Description
System Information
- Linux Docker container running on Windows 10 / 11 or in ACI
- ML.NET v1.4.0
- .NET Version: .NET 6.0
Problem description
We have an application that utilizes image classification by using TensorFlow, based on the sample provided in .NET ML. The application executes the following code, which correctly starts, runs, but never completes when running in the Linux docker container on the Windows 10 host.
When the container is started from the command line it simply exists without showing any error. However, when we run the container in VS (F5) the container shows the error in the output window.
TensorFlow .. metaoprimizer.cc 499 ..model_runner exceeded deadline
Here is the simplified code that fails (crashes) in line N+0.
try
{
(N+0) var cvResults = mlContext.MulticlassClassification.CrossValidate(cvDataView, pipeline, numberOfFolds: numOfFolds, labelColumnName: "LabelAsKey", seed: 8881);
(N+1) Console.Write("Never executed");
}
catch
{
(N+2)
}
The container simply exists without throwing any exception. The lines N+1 and N+2 are never reached.

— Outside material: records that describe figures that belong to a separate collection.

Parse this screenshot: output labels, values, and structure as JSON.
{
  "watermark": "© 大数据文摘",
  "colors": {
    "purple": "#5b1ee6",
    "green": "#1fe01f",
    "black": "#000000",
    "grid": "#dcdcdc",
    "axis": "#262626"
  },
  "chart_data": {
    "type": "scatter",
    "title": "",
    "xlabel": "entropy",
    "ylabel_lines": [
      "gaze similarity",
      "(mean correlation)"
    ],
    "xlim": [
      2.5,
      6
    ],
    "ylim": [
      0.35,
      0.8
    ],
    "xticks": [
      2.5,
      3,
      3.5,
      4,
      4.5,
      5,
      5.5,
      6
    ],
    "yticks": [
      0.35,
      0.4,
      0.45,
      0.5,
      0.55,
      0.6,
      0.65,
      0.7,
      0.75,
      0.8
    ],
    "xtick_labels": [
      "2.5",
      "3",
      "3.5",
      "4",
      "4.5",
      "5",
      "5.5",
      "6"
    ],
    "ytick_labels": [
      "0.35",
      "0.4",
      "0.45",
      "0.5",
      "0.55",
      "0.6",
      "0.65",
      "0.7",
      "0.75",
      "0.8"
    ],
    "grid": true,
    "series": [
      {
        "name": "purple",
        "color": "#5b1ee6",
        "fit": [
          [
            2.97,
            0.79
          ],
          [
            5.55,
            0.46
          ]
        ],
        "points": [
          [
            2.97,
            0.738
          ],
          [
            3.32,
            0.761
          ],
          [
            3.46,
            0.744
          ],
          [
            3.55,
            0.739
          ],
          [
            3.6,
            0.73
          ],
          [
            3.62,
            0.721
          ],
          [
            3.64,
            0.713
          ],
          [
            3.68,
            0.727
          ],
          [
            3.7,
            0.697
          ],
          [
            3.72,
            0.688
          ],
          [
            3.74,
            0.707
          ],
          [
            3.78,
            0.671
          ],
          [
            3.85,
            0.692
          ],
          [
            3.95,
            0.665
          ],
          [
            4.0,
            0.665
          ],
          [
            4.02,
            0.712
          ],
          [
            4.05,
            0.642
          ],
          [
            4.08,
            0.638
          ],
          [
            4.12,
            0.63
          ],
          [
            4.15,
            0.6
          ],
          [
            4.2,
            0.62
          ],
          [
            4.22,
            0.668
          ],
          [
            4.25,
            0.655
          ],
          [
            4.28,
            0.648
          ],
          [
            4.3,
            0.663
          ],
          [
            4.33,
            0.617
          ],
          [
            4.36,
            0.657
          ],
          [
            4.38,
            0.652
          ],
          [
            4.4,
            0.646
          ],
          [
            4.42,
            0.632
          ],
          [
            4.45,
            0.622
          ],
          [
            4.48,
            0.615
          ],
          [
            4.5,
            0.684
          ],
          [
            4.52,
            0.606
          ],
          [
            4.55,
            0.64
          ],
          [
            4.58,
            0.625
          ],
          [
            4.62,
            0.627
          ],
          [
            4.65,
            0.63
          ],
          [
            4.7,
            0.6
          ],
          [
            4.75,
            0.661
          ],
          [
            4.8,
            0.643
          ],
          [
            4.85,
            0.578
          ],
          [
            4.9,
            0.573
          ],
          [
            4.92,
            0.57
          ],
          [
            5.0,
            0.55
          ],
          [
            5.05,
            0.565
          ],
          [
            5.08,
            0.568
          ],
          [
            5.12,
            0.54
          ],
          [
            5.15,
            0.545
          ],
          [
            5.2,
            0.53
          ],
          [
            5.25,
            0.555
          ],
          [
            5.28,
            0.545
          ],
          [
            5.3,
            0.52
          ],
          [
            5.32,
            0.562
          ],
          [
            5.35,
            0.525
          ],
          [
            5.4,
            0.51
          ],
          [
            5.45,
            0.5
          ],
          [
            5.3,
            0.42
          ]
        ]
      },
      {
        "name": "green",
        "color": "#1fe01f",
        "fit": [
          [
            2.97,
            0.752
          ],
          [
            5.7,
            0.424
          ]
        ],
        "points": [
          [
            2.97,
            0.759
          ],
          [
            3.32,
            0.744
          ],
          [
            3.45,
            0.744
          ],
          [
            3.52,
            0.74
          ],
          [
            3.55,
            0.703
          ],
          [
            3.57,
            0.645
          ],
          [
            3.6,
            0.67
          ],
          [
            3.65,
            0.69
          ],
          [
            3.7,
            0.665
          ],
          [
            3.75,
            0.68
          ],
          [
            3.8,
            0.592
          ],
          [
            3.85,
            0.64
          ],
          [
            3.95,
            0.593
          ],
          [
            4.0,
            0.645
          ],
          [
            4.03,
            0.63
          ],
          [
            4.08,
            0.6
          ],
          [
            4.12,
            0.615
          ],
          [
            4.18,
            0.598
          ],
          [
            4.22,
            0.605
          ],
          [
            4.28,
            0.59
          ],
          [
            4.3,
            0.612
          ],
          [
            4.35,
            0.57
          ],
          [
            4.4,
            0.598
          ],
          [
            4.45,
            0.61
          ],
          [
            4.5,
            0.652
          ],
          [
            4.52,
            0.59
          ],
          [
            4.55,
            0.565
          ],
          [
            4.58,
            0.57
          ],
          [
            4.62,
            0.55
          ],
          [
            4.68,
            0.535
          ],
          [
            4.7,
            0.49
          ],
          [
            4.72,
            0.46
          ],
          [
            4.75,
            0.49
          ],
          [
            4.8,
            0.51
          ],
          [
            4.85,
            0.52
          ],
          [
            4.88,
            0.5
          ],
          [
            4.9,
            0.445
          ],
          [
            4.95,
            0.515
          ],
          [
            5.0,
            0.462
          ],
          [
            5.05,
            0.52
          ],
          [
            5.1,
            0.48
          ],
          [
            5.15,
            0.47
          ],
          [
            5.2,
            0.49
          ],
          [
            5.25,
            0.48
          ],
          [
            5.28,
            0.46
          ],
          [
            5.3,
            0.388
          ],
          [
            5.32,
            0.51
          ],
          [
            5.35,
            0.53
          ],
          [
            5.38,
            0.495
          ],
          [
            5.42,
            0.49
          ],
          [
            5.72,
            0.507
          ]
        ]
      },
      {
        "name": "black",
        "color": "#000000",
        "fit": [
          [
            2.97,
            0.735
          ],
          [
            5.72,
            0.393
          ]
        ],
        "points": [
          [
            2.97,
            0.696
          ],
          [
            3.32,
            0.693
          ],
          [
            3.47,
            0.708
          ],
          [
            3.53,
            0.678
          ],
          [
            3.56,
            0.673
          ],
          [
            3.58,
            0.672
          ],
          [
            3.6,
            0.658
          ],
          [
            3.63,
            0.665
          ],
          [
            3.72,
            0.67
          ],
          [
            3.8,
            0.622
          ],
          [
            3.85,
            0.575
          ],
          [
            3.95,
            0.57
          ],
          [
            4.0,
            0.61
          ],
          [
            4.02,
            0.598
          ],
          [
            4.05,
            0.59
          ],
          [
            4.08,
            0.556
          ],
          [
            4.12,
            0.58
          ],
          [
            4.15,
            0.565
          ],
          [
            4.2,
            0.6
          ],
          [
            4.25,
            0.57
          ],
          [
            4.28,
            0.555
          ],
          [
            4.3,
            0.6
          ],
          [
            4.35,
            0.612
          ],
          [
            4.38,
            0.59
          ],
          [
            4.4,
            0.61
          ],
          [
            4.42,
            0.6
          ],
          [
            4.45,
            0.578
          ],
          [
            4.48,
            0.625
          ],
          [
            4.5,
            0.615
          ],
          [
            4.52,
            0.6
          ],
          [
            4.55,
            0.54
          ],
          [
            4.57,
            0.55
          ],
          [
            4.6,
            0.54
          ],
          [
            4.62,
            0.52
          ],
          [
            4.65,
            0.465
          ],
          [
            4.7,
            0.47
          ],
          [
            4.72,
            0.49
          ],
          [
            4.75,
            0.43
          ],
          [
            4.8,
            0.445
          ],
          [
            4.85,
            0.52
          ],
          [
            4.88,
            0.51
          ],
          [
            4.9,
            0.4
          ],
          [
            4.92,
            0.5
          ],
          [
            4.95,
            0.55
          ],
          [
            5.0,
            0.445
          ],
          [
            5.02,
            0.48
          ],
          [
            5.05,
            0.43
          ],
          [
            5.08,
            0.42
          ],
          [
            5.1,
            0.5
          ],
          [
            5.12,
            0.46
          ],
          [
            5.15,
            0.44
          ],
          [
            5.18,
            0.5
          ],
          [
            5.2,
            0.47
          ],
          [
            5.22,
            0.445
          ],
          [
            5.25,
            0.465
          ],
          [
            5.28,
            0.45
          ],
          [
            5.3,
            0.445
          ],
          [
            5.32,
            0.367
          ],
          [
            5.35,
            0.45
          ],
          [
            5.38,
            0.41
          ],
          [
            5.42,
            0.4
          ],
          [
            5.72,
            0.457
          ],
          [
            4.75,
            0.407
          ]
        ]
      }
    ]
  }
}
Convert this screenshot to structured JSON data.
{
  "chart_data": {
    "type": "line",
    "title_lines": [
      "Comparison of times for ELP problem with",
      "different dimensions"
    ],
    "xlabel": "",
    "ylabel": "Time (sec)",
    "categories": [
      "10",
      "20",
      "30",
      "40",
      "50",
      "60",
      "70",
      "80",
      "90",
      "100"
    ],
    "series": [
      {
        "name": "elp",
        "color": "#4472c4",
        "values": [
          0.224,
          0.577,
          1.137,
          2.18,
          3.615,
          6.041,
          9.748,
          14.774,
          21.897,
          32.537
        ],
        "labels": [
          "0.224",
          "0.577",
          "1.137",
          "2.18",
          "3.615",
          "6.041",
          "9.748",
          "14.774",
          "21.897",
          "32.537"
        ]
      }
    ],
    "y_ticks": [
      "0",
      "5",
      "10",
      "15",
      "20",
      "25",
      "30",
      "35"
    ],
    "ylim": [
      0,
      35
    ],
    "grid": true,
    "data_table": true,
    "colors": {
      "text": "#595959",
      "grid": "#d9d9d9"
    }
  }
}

The same code works well when executed on the Windows host. We also have been able to execute the same code in the Linux container on Windows 11. We have tested it on multiple machines (same environment setup). The same code at some hosts is sometimes running correctly even if the execution time is longer (see image above).
Recap
Question: Is there a way to set the timeout for TensorFlow via ML.NET?
However, this behaviour also raises another question. Is this .NET + Docker + TensorFlow reliable at all if it doesn't show any error and stops the execution?